X-Bow Launch Systems has plans to use a solid-fueled small satellite launcher based on the Super Strypi rocket, which failed on its sole orbital launch attempt from Hawaii in 2015. The Super Strypi was developed with the support and funding of the U.S. Air Force in a bid to demonstrate the vehicle before handing it off to a commercial operator.

Since the Super Strypi’s ill-fated demonstration launch in 2015, companies like Rocket Lab, Virgin Orbit and others have developed commercial small satellite launchers.

Space Vector of Chatsworth, California, is the sixth company set to receive contracts for two rideshare satellite launches through the Defense Production Act. Space Vector, which has previously built guidance systems and other components for rockets, has not publicized its plans for an orbital-class launch vehicle.

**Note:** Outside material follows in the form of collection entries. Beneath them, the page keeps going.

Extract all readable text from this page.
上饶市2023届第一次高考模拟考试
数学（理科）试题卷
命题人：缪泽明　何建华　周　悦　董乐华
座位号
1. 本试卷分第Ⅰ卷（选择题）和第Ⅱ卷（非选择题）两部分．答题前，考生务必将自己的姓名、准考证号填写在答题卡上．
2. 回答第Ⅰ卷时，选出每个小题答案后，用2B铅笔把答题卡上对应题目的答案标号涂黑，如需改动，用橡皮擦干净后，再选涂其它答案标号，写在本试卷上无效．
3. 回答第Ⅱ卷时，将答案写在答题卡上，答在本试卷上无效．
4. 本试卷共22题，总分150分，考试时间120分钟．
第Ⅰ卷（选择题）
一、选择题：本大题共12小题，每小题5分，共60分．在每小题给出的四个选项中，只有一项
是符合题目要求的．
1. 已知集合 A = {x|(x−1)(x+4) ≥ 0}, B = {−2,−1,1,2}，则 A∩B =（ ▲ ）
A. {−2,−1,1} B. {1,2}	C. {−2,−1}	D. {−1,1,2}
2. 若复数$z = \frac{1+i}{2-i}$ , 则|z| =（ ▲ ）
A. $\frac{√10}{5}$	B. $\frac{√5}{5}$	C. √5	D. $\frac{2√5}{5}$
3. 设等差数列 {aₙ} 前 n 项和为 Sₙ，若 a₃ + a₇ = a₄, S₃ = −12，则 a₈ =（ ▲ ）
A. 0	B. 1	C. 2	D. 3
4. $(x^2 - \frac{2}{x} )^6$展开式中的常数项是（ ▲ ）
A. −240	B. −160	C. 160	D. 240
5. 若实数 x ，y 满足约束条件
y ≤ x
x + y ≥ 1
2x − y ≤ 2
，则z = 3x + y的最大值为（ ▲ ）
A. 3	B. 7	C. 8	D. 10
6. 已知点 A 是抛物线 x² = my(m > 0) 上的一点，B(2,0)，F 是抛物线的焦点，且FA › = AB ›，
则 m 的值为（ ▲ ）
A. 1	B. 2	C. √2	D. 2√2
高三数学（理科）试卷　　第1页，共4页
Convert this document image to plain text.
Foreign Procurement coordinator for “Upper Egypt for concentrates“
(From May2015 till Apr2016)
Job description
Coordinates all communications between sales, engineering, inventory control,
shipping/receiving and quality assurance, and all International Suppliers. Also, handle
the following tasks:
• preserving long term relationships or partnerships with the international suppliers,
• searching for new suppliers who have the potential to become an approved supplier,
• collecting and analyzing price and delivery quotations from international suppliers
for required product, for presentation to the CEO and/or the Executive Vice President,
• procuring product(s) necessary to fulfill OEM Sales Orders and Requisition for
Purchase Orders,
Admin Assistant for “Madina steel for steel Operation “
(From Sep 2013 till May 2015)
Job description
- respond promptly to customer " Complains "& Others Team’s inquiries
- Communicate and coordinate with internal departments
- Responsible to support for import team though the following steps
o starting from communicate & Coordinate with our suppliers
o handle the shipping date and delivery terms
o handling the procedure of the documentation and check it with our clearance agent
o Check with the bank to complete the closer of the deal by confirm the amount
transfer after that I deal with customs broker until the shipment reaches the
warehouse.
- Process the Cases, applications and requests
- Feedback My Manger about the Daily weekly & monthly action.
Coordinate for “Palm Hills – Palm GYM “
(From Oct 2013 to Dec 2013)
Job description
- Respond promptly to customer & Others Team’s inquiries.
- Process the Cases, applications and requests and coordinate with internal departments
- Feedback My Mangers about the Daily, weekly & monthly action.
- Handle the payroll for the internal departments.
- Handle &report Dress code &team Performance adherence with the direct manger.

Lt. Gen. John F. Thompson, commander of the Space Force’s Space and Missile Systems Center, said Wednesday that the military is taking action to mitigate the impact of the coronavirus pandemic on its space industry suppliers.

“Sometimes it’s as simple as contacting local communities and emphasizing that certain businesses in those local communities are defense industrial base participants, and therefore represent critical infrastructures and should be not impacted by stay-at-home orders,” Thompson said in a discussion with the Air Force Association’s Mitchell Institute for Aerospace Studies.

Thompson reiterated comments by other U.S. defense officials about the importance of the small launch industry, which the military sees as a key enabler of rapidly deploying networks of modest-sized satellites for communications, reconnaissance and intelligence-gathering missions.

“I would anticipate here very shortly some very critical Defense Production Act awards to our small launch providers to keep that industry going,” Thompson said Wednesday.